What vector storage solution does CrawlnChat use?
CrawlnChat uses Pinecone for efficient storage and similarity search of text embeddings.
How does CrawlnChat route user questions?
It uses LangGraph-powered agentic routing to treat each website as a specialized knowledge tool for intelligent question answering.
Can CrawlnChat ensure responses comply with brand guidelines?
Yes, it includes automated review mechanisms to check AI responses against brand compliance rules.
What frontend options does CrawlnChat support?
It supports FastAPI with Swagger UI and MCP frontends, including integration with Anthropic Claude.
How are source attributions handled in chat responses?

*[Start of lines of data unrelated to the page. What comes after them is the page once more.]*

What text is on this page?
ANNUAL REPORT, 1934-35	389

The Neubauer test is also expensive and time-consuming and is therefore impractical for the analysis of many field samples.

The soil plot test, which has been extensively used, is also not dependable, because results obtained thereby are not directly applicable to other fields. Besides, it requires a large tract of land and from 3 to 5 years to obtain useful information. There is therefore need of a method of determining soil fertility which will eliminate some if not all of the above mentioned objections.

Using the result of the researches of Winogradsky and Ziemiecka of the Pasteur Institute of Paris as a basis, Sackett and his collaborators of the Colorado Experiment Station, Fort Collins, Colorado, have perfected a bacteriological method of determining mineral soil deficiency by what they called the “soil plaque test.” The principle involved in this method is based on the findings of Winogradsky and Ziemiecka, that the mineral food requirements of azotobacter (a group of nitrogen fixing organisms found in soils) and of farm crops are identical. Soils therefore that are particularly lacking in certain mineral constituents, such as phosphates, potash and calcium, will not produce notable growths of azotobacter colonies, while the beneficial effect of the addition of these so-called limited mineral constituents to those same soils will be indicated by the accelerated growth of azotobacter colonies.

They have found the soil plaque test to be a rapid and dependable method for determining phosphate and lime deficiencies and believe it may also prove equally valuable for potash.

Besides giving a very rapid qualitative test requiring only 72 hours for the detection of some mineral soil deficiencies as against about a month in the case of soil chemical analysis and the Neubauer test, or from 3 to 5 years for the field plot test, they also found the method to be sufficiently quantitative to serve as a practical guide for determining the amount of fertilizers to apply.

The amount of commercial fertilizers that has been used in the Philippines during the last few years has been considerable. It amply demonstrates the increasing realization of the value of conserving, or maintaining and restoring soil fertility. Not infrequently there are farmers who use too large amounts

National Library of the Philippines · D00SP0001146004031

CrawlnChat automatically includes source URLs in answers for verification and transparency.
What configuration formats does CrawlnChat support?
It supports both JSON and YAML configuration files for flexible setup.
Is CrawlnChat suitable for building specialized knowledge chatbots?
Yes, its modular design and intelligent routing make it ideal for creating AI chatbots over web content.